Question #006d1

!! LONG ANSWER !!

The first thing that you need to do here is to figure out the concentration of the hydrocyanic acid.

You know that hydrocyanic acid and sodium hydroxide neutralize each other in a #1:1# mole ratio to produce water and aqueous sodium cyanide.

#"HCN"_ ((aq)) + "NaOH"_ ((aq)) -> "H"_ 2"O"_ ((l)) + "NaCN"_ ((aq))#

This means that in order to get to the equivalence point, you need to mix equal numbers of moles of hydrocyanic acid and of sodium hydroxide.

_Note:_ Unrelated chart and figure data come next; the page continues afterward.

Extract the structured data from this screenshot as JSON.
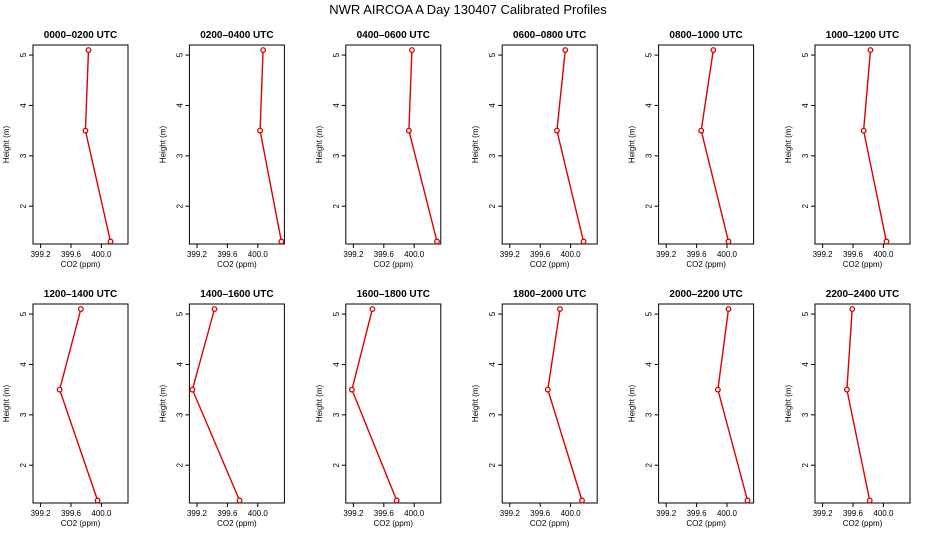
{
  "title": "NWR AIRCOA A  Day 130407  Calibrated Profiles",
  "colors": {
    "series": "#dd0000",
    "axis": "#000000",
    "background": "#ffffff"
  },
  "chart_data": [
    {
      "type": "line",
      "title": "0000–0200 UTC",
      "xlabel": "CO2 (ppm)",
      "ylabel": "Height (m)",
      "xlim": [
        399.1,
        400.35
      ],
      "ylim": [
        1.25,
        5.2
      ],
      "x_ticks": [
        "399.2",
        "399.6",
        "400.0"
      ],
      "y_ticks": [
        "2",
        "3",
        "4",
        "5"
      ],
      "points": [
        {
          "x": 399.83,
          "y": 5.1
        },
        {
          "x": 399.79,
          "y": 3.5
        },
        {
          "x": 400.12,
          "y": 1.3
        }
      ]
    },
    {
      "type": "line",
      "title": "0200–0400 UTC",
      "xlabel": "CO2 (ppm)",
      "ylabel": "Height (m)",
      "xlim": [
        399.1,
        400.35
      ],
      "ylim": [
        1.25,
        5.2
      ],
      "x_ticks": [
        "399.2",
        "399.6",
        "400.0"
      ],
      "y_ticks": [
        "2",
        "3",
        "4",
        "5"
      ],
      "points": [
        {
          "x": 400.07,
          "y": 5.1
        },
        {
          "x": 400.03,
          "y": 3.5
        },
        {
          "x": 400.31,
          "y": 1.3
        }
      ]
    },
    {
      "type": "line",
      "title": "0400–0600 UTC",
      "xlabel": "CO2 (ppm)",
      "ylabel": "Height (m)",
      "xlim": [
        399.1,
        400.35
      ],
      "ylim": [
        1.25,
        5.2
      ],
      "x_ticks": [
        "399.2",
        "399.6",
        "400.0"
      ],
      "y_ticks": [
        "2",
        "3",
        "4",
        "5"
      ],
      "points": [
        {
          "x": 399.97,
          "y": 5.1
        },
        {
          "x": 399.93,
          "y": 3.5
        },
        {
          "x": 400.3,
          "y": 1.3
        }
      ]
    },
    {
      "type": "line",
      "title": "0600–0800 UTC",
      "xlabel": "CO2 (ppm)",
      "ylabel": "Height (m)",
      "xlim": [
        399.1,
        400.35
      ],
      "ylim": [
        1.25,
        5.2
      ],
      "x_ticks": [
        "399.2",
        "399.6",
        "400.0"
      ],
      "y_ticks": [
        "2",
        "3",
        "4",
        "5"
      ],
      "points": [
        {
          "x": 399.93,
          "y": 5.1
        },
        {
          "x": 399.82,
          "y": 3.5
        },
        {
          "x": 400.17,
          "y": 1.3
        }
      ]
    },
    {
      "type": "line",
      "title": "0800–1000 UTC",
      "xlabel": "CO2 (ppm)",
      "ylabel": "Height (m)",
      "xlim": [
        399.1,
        400.35
      ],
      "ylim": [
        1.25,
        5.2
      ],
      "x_ticks": [
        "399.2",
        "399.6",
        "400.0"
      ],
      "y_ticks": [
        "2",
        "3",
        "4",
        "5"
      ],
      "points": [
        {
          "x": 399.82,
          "y": 5.1
        },
        {
          "x": 399.66,
          "y": 3.5
        },
        {
          "x": 400.02,
          "y": 1.3
        }
      ]
    },
    {
      "type": "line",
      "title": "1000–1200 UTC",
      "xlabel": "CO2 (ppm)",
      "ylabel": "Height (m)",
      "xlim": [
        399.1,
        400.35
      ],
      "ylim": [
        1.25,
        5.2
      ],
      "x_ticks": [
        "399.2",
        "399.6",
        "400.0"
      ],
      "y_ticks": [
        "2",
        "3",
        "4",
        "5"
      ],
      "points": [
        {
          "x": 399.83,
          "y": 5.1
        },
        {
          "x": 399.74,
          "y": 3.5
        },
        {
          "x": 400.04,
          "y": 1.3
        }
      ]
    },
    {
      "type": "line",
      "title": "1200–1400 UTC",
      "xlabel": "CO2 (ppm)",
      "ylabel": "Height (m)",
      "xlim": [
        399.1,
        400.35
      ],
      "ylim": [
        1.25,
        5.2
      ],
      "x_ticks": [
        "399.2",
        "399.6",
        "400.0"
      ],
      "y_ticks": [
        "2",
        "3",
        "4",
        "5"
      ],
      "points": [
        {
          "x": 399.73,
          "y": 5.1
        },
        {
          "x": 399.45,
          "y": 3.5
        },
        {
          "x": 399.95,
          "y": 1.3
        }
      ]
    },
    {
      "type": "line",
      "title": "1400–1600 UTC",
      "xlabel": "CO2 (ppm)",
      "ylabel": "Height (m)",
      "xlim": [
        399.1,
        400.35
      ],
      "ylim": [
        1.25,
        5.2
      ],
      "x_ticks": [
        "399.2",
        "399.6",
        "400.0"
      ],
      "y_ticks": [
        "2",
        "3",
        "4",
        "5"
      ],
      "points": [
        {
          "x": 399.43,
          "y": 5.1
        },
        {
          "x": 399.14,
          "y": 3.5
        },
        {
          "x": 399.76,
          "y": 1.3
        }
      ]
    },
    {
      "type": "line",
      "title": "1600–1800 UTC",
      "xlabel": "CO2 (ppm)",
      "ylabel": "Height (m)",
      "xlim": [
        399.1,
        400.35
      ],
      "ylim": [
        1.25,
        5.2
      ],
      "x_ticks": [
        "399.2",
        "399.6",
        "400.0"
      ],
      "y_ticks": [
        "2",
        "3",
        "4",
        "5"
      ],
      "points": [
        {
          "x": 399.45,
          "y": 5.1
        },
        {
          "x": 399.18,
          "y": 3.5
        },
        {
          "x": 399.77,
          "y": 1.3
        }
      ]
    },
    {
      "type": "line",
      "title": "1800–2000 UTC",
      "xlabel": "CO2 (ppm)",
      "ylabel": "Height (m)",
      "xlim": [
        399.1,
        400.35
      ],
      "ylim": [
        1.25,
        5.2
      ],
      "x_ticks": [
        "399.2",
        "399.6",
        "400.0"
      ],
      "y_ticks": [
        "2",
        "3",
        "4",
        "5"
      ],
      "points": [
        {
          "x": 399.86,
          "y": 5.1
        },
        {
          "x": 399.7,
          "y": 3.5
        },
        {
          "x": 400.15,
          "y": 1.3
        }
      ]
    },
    {
      "type": "line",
      "title": "2000–2200 UTC",
      "xlabel": "CO2 (ppm)",
      "ylabel": "Height (m)",
      "xlim": [
        399.1,
        400.35
      ],
      "ylim": [
        1.25,
        5.2
      ],
      "x_ticks": [
        "399.2",
        "399.6",
        "400.0"
      ],
      "y_ticks": [
        "2",
        "3",
        "4",
        "5"
      ],
      "points": [
        {
          "x": 400.02,
          "y": 5.1
        },
        {
          "x": 399.88,
          "y": 3.5
        },
        {
          "x": 400.27,
          "y": 1.3
        }
      ]
    },
    {
      "type": "line",
      "title": "2200–2400 UTC",
      "xlabel": "CO2 (ppm)",
      "ylabel": "Height (m)",
      "xlim": [
        399.1,
        400.35
      ],
      "ylim": [
        1.25,
        5.2
      ],
      "x_ticks": [
        "399.2",
        "399.6",
        "400.0"
      ],
      "y_ticks": [
        "2",
        "3",
        "4",
        "5"
      ],
      "points": [
        {
          "x": 399.59,
          "y": 5.1
        },
        {
          "x": 399.52,
          "y": 3.5
        },
        {
          "x": 399.82,
          "y": 1.3
        }
      ]
    }
  ]
}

Use the molarity and the volume of the sodium hydroxide solution to find the number of moles required to neutralize all the moles of hydrocyanic acid present in the sample.

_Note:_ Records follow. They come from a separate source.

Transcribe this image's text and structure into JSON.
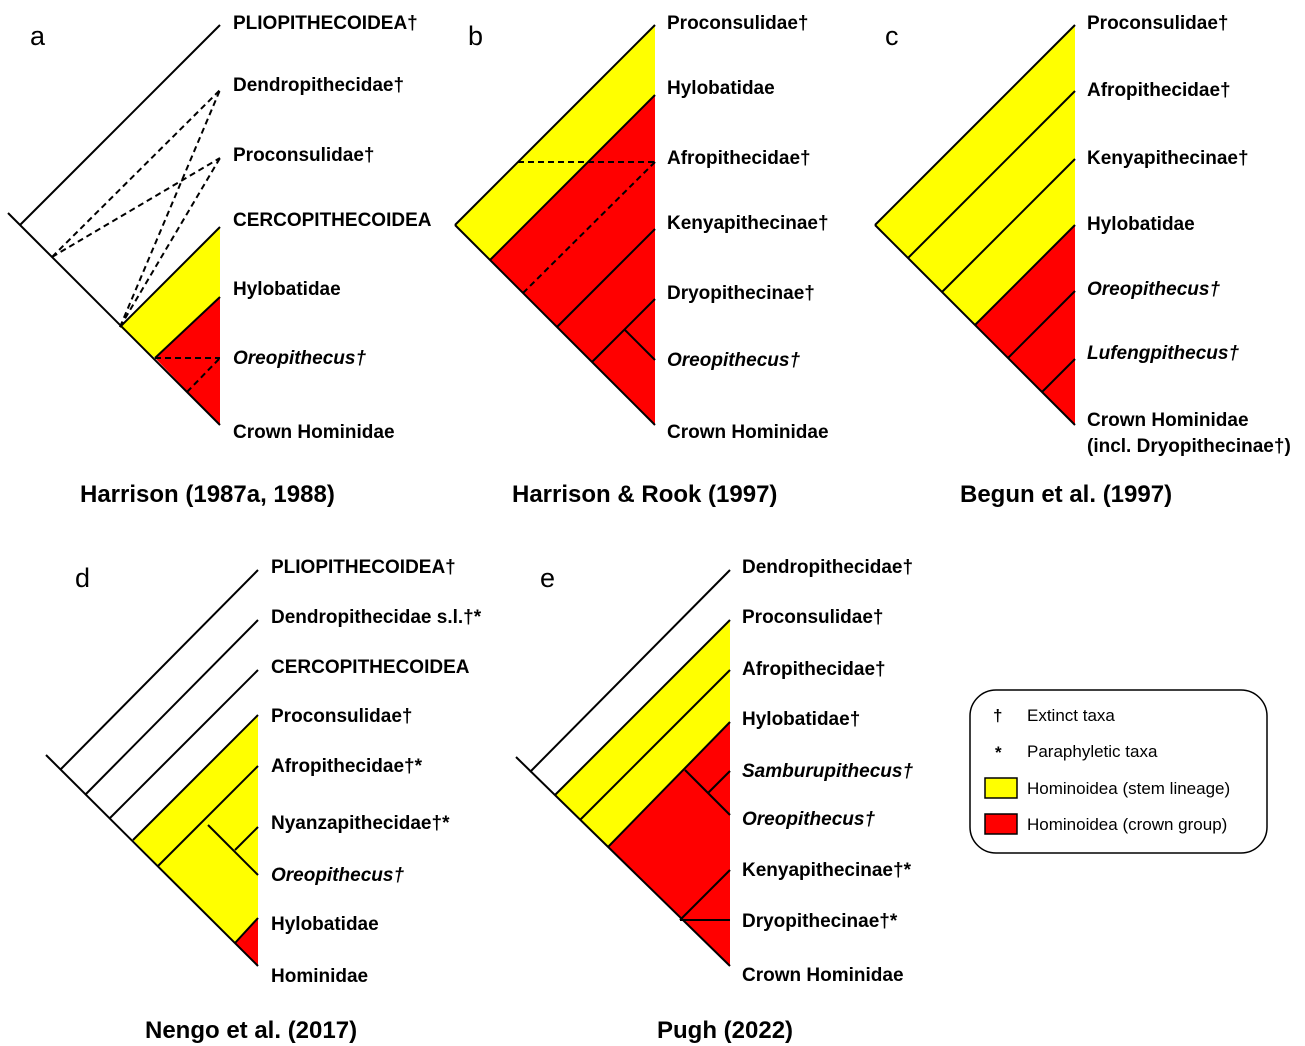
{
  "colors": {
    "stem": "#ffff00",
    "crown": "#ff0000",
    "line": "#000000"
  },
  "panels": {
    "a": {
      "letter": "a",
      "caption": "Harrison (1987a, 1988)",
      "taxa": [
        "PLIOPITHECOIDEA†",
        "Dendropithecidae†",
        "Proconsulidae†",
        "CERCOPITHECOIDEA",
        "Hylobatidae",
        "Oreopithecus†",
        "Crown Hominidae"
      ]
    },
    "b": {
      "letter": "b",
      "caption": "Harrison & Rook (1997)",
      "taxa": [
        "Proconsulidae†",
        "Hylobatidae",
        "Afropithecidae†",
        "Kenyapithecinae†",
        "Dryopithecinae†",
        "Oreopithecus†",
        "Crown Hominidae"
      ]
    },
    "c": {
      "letter": "c",
      "caption": "Begun et al. (1997)",
      "taxa": [
        "Proconsulidae†",
        "Afropithecidae†",
        "Kenyapithecinae†",
        "Hylobatidae",
        "Oreopithecus†",
        "Lufengpithecus†",
        "Crown Hominidae",
        "(incl. Dryopithecinae†)"
      ]
    },
    "d": {
      "letter": "d",
      "caption": "Nengo et al. (2017)",
      "taxa": [
        "PLIOPITHECOIDEA†",
        "Dendropithecidae s.l.†*",
        "CERCOPITHECOIDEA",
        "Proconsulidae†",
        "Afropithecidae†*",
        "Nyanzapithecidae†*",
        "Oreopithecus†",
        "Hylobatidae",
        "Hominidae"
      ]
    },
    "e": {
      "letter": "e",
      "caption": "Pugh (2022)",
      "taxa": [
        "Dendropithecidae†",
        "Proconsulidae†",
        "Afropithecidae†",
        "Hylobatidae†",
        "Samburupithecus†",
        "Oreopithecus†",
        "Kenyapithecinae†*",
        "Dryopithecinae†*",
        "Crown Hominidae"
      ]
    }
  },
  "legend": {
    "items": [
      {
        "symbol": "†",
        "label": "Extinct taxa"
      },
      {
        "symbol": "*",
        "label": "Paraphyletic taxa"
      },
      {
        "swatch": "stem",
        "label": "Hominoidea (stem lineage)"
      },
      {
        "swatch": "crown",
        "label": "Hominoidea (crown group)"
      }
    ]
  }
}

#45 color(red)(cancel(color(black)("mL"))) * "0.2 moles NaOH"/(10^3color(red)(cancel(color(black)("mL")))) = "0.0090 moles NaOH"#

This means that the hydrocyanic acid solution contained #0.0090# moles of hydrocyanic acid, which implies that its concentration is equal to

#["HCN"] = "0.0090 moles"/(100 * 10^(-3) quad "L") = color(darkgreen)(ul(color(black)("0.090 M")))#

I'll leave it rounded to two sig figs, but don't forget that you have one significant figure for the volume of the hydrocyanic acid solution and for the molarity of the sodium hydroxide solution.

Now, notice that the reaction produces sodium cyanide in #1:1# mole ratios with the two reactants, so you can say that the reaction will consume #0.0090# moles of hydrocyanic acid and of sodium hydroxide and produce #0.0090# moles of sodium cyanide.

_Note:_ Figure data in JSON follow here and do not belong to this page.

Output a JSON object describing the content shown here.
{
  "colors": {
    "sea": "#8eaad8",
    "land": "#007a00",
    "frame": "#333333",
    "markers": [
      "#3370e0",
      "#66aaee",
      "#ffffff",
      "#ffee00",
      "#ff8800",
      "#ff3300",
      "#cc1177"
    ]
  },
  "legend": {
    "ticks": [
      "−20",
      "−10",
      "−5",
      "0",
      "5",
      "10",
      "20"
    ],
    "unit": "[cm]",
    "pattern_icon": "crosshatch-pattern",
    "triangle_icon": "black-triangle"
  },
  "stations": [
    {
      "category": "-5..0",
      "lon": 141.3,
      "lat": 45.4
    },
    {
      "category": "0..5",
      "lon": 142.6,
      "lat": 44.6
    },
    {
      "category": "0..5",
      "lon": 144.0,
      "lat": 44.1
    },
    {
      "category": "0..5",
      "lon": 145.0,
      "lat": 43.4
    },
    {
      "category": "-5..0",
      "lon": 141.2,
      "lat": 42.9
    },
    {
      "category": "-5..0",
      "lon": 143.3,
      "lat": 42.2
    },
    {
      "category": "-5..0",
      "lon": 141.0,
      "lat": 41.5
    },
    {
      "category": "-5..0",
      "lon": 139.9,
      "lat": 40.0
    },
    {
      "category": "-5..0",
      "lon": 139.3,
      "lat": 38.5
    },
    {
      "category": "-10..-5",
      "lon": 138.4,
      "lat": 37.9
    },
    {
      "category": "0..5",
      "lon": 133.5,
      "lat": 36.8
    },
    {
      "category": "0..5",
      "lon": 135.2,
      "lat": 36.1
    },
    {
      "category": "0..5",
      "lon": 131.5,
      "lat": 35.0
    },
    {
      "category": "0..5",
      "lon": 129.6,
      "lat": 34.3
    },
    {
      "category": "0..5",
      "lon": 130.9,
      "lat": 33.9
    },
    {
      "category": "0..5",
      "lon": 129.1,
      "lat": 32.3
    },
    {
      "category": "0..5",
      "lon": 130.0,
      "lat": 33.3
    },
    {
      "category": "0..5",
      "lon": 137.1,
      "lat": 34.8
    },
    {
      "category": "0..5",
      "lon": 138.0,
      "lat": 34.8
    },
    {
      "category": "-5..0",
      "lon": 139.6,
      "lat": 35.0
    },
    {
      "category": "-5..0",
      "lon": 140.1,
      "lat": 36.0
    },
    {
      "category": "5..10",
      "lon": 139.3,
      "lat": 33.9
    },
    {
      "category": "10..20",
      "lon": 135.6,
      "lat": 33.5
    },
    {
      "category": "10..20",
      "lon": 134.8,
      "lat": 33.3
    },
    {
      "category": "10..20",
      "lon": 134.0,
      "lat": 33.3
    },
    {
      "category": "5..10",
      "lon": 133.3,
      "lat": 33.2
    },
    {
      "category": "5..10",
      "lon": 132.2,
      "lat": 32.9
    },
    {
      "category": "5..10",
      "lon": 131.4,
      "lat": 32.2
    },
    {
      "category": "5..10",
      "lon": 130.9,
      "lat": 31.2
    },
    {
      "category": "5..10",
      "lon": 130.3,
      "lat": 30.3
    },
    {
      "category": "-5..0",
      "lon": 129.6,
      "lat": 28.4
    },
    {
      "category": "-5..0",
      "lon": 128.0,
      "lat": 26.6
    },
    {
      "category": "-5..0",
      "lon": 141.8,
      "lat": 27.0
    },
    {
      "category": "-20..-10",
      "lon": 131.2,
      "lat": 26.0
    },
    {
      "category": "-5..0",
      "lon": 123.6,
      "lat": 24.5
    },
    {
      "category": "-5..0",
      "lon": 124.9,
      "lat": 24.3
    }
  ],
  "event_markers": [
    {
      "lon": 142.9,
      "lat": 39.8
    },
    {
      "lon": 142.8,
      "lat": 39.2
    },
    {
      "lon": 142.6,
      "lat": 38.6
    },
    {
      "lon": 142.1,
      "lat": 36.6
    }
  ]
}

The total volume of the resulting solution will be

#V_"sol" = "45 mL" + "100 mL"#

#V_"sol" = "145 mL"#

This means that the molarity of the sodium cyanide will be

#["NaCN"] = "0.0090 moles"/(145 * 10^(-3) quad "L") = "0.0621 M"#

Since sodium cyanide is soluble in aqueous solution, it will exist as sodium cations and cyanide anions in the resulting solution.

#["CN"^(-)] = ["NaCN"] = "0.0621 M"#

Now, the cyanide anion will act as a weak base and react with water to reform some of the weak acid and produce hydroxide anions,

#"CN"_ ((aq))^(-) + "H"_ 2"O"_ ((l)) rightleftharpoons "HCN"_ ((aq)) + "OH"_ ((aq))^(-)#

Right from the start, this tells you that the #"pH"# of the solution 8at the equivalence point* will be #> 7#.

By definition, the base dissociation constant for the cyanide anion, #K_b#, is equal to

#K_b = (["HCN"] * ["OH"^(-)])/(["CN"^(-)])#

If you take #x# #"M"# to be the concentration of cyanide anions that reacts to produce the weak acid and hydroxide anions, you can say that, at equilibrium, you will have

#["HCN"] = ["OH"^(-)] = x quad "M"#

and

#["CN"^(-)] = (0.0621 - x) quad "M"#

This means that in order for the weak base to produce #x# #"M"# of hydrocyanic acid and #x# #"M"# of hydroxide anions, its concentration must decrease by #x# #"M"#.

Plug this into the expression of the base dissociation constant to get

#K_b = (x * x)/(0.0621 - x)#

#1.6 * 10^(-5) = x^2/(0.0621 - x)#

The base dissociation constant for the cyanide anion can be found here.

Since the value of the base dissociation constant is so small compared to the initial concentration of the cyanide anions, you can sue the approximation

#0.0621 - x ~~ 0.0621#

This means that you have

#1.6 * 10^(-5) = x^2/0.0621#

which will get you

#x = sqrt((0.0621 * 1.6 * 10^(-5)) = 9.97 * 10^(-4)#

Since #x# represents the equilibrium concentration of the hydroxide anions, you will have

#["OH"^(-)] = 9.97 * 10^(-4)#

You can thus say that the #"pH"# of the solution will be

#"pH" = 14 - [-log(["OH"^(-)])]#

#"pH" = 14 + log(9.97 * 10^(-4)#

#color(darkgreen)(ul(color(black)("pH" = 11.0)))#

The answer is rounded to one decimal place.

As predicted, the #"pH"# of the solution is #>7#, which is what you'd expect to see when a weak acid is being titrated with a strong base.